And when the orders started coming... then the line of people kept growing... when people were coming to say how good their drink was... [and one or two even snuck in second one!]... I was so... SOOOOOOO... blessed! And encouraged! And... over the moon!


And maybe if I pursue doing nursing [amongst the many things I'm pursuing right now] I think I should get back into coffee making too! I realised tonight how I love making coffee! Infact, when I come back from my next bout of travels for debreif and sort-of birthday pressie for myself in June, then I think I might just go apply to be a barista again!


GOLLY GOSH! I am so excited that I doubt I will sleep tonight and its already 1:30am!!!


And tomorrow... I get to do my talk about the ship at my church. FINALLY! I'm so excited!!!


Be utterly blessed right now in your life today! You are worthy of love and from a distance, I love YOU too! If you were closer - like Alex - then I love you here too... of course! xoxox




Female[itis], Anatomy & Male. I mean, Mail.

I have a problem. I like to refer to it as "female[itis]" - and not THAT kind. I'm referring to the kind that occurs when I get a cold. 


So - you know the Man-cold symptoms. Absolutely everything is the hardest thing to possibly do, see, move... whatever. They need to be loved and looked after and given a number one priority. You need to pop in and check that they know you have popped in on a very regular basis. It's a hard job being a man with a cold it seems, or maybe they are trying to say its just a hard job being a man...


When I get a cold, I do some pretty odd things. I mean, I actually prefer to be left alone. I go all "Walker, Texas Ranger" like. I battle it and sleep it off. The problem is the fact that when I get sick with a cold, I turn into this highly emotional female. It's like my inner guard has been let down and all that tough, macho-ness I try to pull in my normal days slips away and I become a feminine version of myself. I'm so not blokey, and I'm HEAPS less tomboy than I used to be [you would say now that I'm quite the girl and that's a compliment]... but when I get a cold, I am the female-connected version of me.


Yesterday I worked a day at my old employment and it was good physical work that I really enjoyed doing - mostly because I could see the results as I tossed out their rubbish. But I was so knackered. As I started getting this cold on Sunday, yesterday wasn't bad but last night it had fully kicked into gear.


So in my lethargic effort of life last night, I decided to watch the final 4 episodes of Grey's Anatomy for Season 5. The last episodes I have for the whole collection I've got. And I bawled like... like I was personally affected by the episodes themselves. Like I was personally involved. I wailed for what felt like ages after the episode finished, then would go wash my face, refill my drink and get back under the covers for another episode, as if I was paralyzed from doing anything else but watch another episode. I never do that. I mean, I cry because I can be a right old baby, but not like that.
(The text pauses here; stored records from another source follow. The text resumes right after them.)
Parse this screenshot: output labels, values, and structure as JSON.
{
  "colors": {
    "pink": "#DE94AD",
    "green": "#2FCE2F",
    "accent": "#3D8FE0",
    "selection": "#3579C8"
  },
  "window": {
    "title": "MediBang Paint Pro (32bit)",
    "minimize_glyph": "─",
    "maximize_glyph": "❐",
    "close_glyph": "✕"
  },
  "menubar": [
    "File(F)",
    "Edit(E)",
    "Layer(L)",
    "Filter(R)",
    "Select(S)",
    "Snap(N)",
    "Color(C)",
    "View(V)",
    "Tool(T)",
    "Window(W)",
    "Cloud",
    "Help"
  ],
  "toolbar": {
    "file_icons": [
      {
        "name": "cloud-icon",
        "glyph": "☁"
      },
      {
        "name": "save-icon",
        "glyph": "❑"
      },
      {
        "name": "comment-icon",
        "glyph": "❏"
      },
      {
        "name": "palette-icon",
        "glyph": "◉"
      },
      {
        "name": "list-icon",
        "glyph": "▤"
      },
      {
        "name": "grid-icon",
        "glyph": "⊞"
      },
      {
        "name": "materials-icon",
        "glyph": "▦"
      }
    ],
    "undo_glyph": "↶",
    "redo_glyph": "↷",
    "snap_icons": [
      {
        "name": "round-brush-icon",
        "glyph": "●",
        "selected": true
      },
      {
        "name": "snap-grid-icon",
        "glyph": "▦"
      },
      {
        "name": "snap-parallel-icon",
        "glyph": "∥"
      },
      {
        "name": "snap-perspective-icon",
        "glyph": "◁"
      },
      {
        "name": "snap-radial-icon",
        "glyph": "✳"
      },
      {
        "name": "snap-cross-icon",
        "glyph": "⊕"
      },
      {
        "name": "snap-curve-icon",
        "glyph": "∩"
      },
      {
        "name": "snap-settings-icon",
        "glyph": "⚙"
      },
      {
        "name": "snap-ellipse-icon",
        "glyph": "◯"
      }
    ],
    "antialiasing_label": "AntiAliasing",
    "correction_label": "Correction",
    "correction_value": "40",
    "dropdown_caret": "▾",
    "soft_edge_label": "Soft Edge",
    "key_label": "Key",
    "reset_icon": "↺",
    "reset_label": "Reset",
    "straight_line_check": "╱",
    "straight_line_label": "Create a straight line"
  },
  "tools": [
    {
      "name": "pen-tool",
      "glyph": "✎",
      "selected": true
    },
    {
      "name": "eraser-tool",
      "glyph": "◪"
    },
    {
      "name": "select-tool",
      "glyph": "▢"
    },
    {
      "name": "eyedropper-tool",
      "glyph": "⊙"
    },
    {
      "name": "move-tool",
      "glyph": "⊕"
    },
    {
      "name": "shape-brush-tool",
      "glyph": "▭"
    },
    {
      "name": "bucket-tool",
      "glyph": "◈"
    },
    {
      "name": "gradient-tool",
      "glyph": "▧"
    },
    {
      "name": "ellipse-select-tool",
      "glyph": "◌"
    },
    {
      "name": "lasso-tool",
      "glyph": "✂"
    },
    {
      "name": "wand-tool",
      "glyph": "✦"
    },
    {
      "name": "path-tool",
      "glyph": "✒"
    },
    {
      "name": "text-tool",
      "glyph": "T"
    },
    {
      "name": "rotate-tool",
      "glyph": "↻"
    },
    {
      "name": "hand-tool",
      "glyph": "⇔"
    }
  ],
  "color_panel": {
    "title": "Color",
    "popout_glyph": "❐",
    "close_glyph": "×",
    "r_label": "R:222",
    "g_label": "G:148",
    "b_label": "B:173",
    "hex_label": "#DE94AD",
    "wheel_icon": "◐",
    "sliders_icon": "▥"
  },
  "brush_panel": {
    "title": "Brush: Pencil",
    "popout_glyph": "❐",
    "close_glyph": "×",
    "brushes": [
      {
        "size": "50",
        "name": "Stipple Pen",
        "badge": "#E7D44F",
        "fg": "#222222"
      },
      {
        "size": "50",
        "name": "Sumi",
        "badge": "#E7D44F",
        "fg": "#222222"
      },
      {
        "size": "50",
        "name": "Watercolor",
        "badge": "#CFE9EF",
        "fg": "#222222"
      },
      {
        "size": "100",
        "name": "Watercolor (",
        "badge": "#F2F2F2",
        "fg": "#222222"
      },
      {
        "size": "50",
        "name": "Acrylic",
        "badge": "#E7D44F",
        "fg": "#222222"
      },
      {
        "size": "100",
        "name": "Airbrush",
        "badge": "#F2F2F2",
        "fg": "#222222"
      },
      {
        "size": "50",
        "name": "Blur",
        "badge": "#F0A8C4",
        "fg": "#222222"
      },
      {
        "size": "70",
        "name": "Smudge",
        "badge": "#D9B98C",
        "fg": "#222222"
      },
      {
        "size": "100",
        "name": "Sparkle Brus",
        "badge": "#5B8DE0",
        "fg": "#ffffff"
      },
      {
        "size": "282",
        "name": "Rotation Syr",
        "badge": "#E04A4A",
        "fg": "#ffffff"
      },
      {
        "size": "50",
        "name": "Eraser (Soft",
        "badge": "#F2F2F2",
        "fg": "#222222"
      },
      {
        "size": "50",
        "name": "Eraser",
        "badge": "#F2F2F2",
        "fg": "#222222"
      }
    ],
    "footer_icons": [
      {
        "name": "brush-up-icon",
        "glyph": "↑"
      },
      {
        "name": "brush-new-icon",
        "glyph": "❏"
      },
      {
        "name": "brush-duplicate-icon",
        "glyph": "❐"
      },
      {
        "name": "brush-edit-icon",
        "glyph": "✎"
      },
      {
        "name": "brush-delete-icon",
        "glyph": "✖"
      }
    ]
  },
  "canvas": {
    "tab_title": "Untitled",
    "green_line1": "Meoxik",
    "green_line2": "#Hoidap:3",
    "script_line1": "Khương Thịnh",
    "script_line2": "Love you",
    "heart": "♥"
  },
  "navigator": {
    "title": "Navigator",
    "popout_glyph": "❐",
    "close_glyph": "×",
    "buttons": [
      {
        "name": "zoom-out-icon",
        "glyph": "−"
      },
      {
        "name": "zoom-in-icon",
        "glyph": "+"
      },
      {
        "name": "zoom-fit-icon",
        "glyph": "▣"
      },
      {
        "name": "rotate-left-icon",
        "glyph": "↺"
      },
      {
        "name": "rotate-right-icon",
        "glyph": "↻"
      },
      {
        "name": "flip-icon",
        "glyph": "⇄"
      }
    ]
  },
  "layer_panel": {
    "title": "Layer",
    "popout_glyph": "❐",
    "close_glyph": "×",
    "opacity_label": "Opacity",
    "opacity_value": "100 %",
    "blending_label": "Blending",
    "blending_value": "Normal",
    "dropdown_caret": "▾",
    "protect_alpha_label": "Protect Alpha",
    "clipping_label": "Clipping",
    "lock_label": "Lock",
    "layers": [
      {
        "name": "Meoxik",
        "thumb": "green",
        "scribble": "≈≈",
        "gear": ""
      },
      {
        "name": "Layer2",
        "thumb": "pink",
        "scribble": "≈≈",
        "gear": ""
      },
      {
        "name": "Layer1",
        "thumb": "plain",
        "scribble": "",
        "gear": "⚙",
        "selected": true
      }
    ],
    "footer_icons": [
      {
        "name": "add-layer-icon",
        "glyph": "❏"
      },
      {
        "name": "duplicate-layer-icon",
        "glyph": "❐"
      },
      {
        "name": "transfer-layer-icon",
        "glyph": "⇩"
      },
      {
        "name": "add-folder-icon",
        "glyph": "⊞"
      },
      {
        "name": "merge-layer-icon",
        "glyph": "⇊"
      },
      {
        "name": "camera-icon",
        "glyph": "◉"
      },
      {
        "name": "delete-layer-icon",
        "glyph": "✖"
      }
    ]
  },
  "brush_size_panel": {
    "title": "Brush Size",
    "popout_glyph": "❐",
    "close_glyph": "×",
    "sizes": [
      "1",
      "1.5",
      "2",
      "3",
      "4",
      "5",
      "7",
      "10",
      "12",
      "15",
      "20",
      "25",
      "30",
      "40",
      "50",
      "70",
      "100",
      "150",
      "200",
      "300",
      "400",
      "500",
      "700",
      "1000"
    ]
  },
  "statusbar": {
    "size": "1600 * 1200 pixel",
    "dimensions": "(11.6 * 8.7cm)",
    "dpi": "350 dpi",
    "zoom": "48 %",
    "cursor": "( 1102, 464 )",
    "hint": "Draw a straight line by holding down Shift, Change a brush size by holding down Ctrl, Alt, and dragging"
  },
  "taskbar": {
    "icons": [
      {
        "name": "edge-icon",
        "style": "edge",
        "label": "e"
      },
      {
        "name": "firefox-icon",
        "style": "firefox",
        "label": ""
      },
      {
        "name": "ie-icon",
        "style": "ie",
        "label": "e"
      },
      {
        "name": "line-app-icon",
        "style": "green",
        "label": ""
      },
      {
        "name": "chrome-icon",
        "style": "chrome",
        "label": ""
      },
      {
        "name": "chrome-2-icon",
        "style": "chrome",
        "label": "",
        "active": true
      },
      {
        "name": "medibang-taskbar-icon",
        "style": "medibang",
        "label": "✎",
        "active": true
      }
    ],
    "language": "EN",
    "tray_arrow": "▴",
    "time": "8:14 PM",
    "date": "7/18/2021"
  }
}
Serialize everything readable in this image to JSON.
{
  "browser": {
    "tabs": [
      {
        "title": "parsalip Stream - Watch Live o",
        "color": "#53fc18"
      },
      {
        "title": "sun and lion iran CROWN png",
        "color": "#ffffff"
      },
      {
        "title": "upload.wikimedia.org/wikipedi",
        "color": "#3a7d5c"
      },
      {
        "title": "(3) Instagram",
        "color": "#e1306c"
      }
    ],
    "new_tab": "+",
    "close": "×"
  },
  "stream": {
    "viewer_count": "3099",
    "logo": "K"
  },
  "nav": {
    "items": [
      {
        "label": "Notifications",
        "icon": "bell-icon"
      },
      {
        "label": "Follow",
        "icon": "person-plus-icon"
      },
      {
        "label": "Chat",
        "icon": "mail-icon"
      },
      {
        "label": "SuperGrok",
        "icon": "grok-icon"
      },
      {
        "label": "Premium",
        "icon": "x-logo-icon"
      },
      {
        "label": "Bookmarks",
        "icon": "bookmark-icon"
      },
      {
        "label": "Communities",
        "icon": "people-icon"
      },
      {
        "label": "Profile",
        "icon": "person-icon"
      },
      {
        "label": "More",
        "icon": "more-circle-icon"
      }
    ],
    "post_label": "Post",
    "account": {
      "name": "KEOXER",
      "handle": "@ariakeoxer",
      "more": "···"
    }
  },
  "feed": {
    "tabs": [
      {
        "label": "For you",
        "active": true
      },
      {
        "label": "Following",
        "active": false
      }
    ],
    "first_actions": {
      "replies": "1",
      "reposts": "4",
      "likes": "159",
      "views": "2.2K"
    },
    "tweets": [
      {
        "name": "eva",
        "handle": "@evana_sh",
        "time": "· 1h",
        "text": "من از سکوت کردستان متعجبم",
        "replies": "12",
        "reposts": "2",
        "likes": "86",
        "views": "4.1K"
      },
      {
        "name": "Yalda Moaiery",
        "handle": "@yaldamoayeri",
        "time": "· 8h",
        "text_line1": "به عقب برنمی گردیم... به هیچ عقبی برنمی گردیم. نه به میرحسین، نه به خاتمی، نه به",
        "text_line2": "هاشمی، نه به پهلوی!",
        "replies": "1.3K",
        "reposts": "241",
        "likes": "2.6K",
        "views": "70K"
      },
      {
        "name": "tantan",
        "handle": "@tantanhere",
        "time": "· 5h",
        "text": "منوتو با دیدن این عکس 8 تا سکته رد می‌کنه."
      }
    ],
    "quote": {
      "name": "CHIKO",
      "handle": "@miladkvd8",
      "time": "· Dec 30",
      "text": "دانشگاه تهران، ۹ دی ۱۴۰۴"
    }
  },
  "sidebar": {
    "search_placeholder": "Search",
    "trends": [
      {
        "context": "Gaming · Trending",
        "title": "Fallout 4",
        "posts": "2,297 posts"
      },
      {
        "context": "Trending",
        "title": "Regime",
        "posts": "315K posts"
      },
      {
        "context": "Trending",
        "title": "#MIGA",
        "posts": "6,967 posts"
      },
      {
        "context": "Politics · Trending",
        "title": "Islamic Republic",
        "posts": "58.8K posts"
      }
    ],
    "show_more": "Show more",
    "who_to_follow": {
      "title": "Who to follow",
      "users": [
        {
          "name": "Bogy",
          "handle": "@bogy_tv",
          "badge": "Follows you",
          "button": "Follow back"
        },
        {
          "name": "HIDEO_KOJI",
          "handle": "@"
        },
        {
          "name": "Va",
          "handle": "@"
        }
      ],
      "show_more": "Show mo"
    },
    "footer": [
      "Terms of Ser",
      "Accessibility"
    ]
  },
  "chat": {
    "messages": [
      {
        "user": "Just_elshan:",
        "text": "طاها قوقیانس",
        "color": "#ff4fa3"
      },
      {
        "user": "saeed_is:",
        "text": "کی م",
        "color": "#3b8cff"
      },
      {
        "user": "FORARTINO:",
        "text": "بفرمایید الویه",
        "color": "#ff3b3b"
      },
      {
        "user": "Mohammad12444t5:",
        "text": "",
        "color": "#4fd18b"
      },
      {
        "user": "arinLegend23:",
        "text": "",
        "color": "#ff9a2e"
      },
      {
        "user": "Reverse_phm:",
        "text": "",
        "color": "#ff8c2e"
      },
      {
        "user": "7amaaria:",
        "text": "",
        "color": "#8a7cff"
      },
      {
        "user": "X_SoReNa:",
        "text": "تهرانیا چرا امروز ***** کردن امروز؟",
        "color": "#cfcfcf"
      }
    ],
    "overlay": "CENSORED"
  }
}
That was female[itis] me.


Another quirk in my female[itis] me is that I find that I'm drawn to the romantic movies, the ones that give you those butterflies and make you dream about the ridiculous love story you just might have, which might be like the one you just watched, but for whatever reason, we punish ourselves and watch these movies because, we love them. I wouldn't admit this in real life terms but, I secretly love them too. As much as I hate them for all the fake-ness and how it teases you and often are just filled with vomit-worthy script followed by vomit-worthy script, I still, hillariously, love them.


So today I watched a classic. A real good one. One that I would actually say in public that I've seen it, and one that I would watch even when well and completely sane. "You've Got Mail".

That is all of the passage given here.